In a technical area of law, we never lose sight of the fact that you are a human being facing a confusing situation. We will obtain and analyse the evidence as quickly as possible. We will also utilise our network of some of the top computer experts to carry out their own fair and objective forensic analysis.

We will instruct a barrister who specialises in computer hacking cases and will work closely with us and the expert. This will result in you having a hand-picked specialist defence team fighting your corner.

Don't panic - You can be proactive and get specialist advice and help early on.

Don’t go ahead with a police interview without a solicitor present - This is the same regardless of whether you are arrested or asked to attend for a voluntary interview, you should always exercise your legal right to have legal advice.

Do call us and speak to one of our expert computer misuse and hacking lawyers - We are happy to arrange a free initial consultation.

Don't try to delete any data - This could be a separate offence in itself if you are destroying potential evidence.

FAQS

Frequently asked questions

In the UK, fraud and cybercrime investigations typically take a minimum of one year to conclude and sometimes significantly longer. Police and other agencies are often relying on specialist technical advice from outside. The evidence they are trying to gather comes from different sources, including devices seized, other investigations, ISP data and financial records from various institutions including banks. This is a fairly difficult operation to manage, and investigators are often running the whole thing on a restricted budget. If the decision is made at the end of the investigation to bring the case to court, it will likely be several months more before it is finished.

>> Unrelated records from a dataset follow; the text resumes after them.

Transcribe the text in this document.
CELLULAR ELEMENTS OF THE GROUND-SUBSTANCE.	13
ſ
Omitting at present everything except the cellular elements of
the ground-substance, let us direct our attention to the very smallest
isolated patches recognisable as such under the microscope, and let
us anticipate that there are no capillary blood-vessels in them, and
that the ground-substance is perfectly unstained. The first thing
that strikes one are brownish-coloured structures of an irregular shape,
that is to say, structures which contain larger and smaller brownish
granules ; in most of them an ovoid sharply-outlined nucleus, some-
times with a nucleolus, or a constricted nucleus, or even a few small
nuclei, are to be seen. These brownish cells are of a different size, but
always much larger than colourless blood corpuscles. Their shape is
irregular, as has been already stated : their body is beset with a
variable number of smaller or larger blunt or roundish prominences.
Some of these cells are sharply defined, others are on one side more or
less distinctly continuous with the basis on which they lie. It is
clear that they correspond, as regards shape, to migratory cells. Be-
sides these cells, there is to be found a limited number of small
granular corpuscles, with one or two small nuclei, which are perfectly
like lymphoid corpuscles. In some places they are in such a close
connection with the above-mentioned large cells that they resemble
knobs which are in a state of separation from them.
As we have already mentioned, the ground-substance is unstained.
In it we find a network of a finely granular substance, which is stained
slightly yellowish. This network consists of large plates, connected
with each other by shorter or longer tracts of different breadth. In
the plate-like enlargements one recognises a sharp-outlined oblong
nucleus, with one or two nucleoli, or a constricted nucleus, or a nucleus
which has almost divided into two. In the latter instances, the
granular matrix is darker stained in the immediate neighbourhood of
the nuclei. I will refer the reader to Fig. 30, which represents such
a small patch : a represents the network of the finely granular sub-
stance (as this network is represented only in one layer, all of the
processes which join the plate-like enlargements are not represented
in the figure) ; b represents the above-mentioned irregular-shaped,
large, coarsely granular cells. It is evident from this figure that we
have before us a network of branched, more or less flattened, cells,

Analysis of electronic devices can take some time. With essential items like your phone, you may be better off obtaining a replacement as soon as possible rather than waiting for your phone to be returned.

Devices can be kept by the police which are relevant to their investigation, but they do not have a right to keep those devices longer than necessary. This means that if computers or hard drives can be 'mirrored' and returned to a suspect with their data intact, they should be. If the devices could be used to commit further offences, police may refuse to return them and ask the court for permission for them to be destroyed at the end of the case. For example, if there was information or software on a computer which was used to commit an offence, then the device may not be returned at all.

If the police ask you to provide a password informally, you don't have a legal duty to do so. But if they make a formal request using a section 49 RIPA (Regulatory Investigatory Powers Act) notice, you are under a legal obligation to provide a password if it is within your knowledge. If you have forgotten it, this is a defence, but you may have to persuade a court that this is genuine. The sentence for a s. 49 offence can be up to two years imprisonment, or up to five years if the case involves sexual offences against children or national security (for example if it involves terrorism).

Trying to assist the police as much as possible, by cooperating as much as you can and hoping they go away often does not mean it will all go away. The police and investigators can withhold information from you during the investigation stage. They may be hoping that you tell them everything before they have even analysed your computers to see what evidence there actually is or whether there is any case against you. They may try and get you to admit to something before they actually have any evidence. That is why is essential to always exercise your right to have legal advice from an independent lawyer before any interview takes place.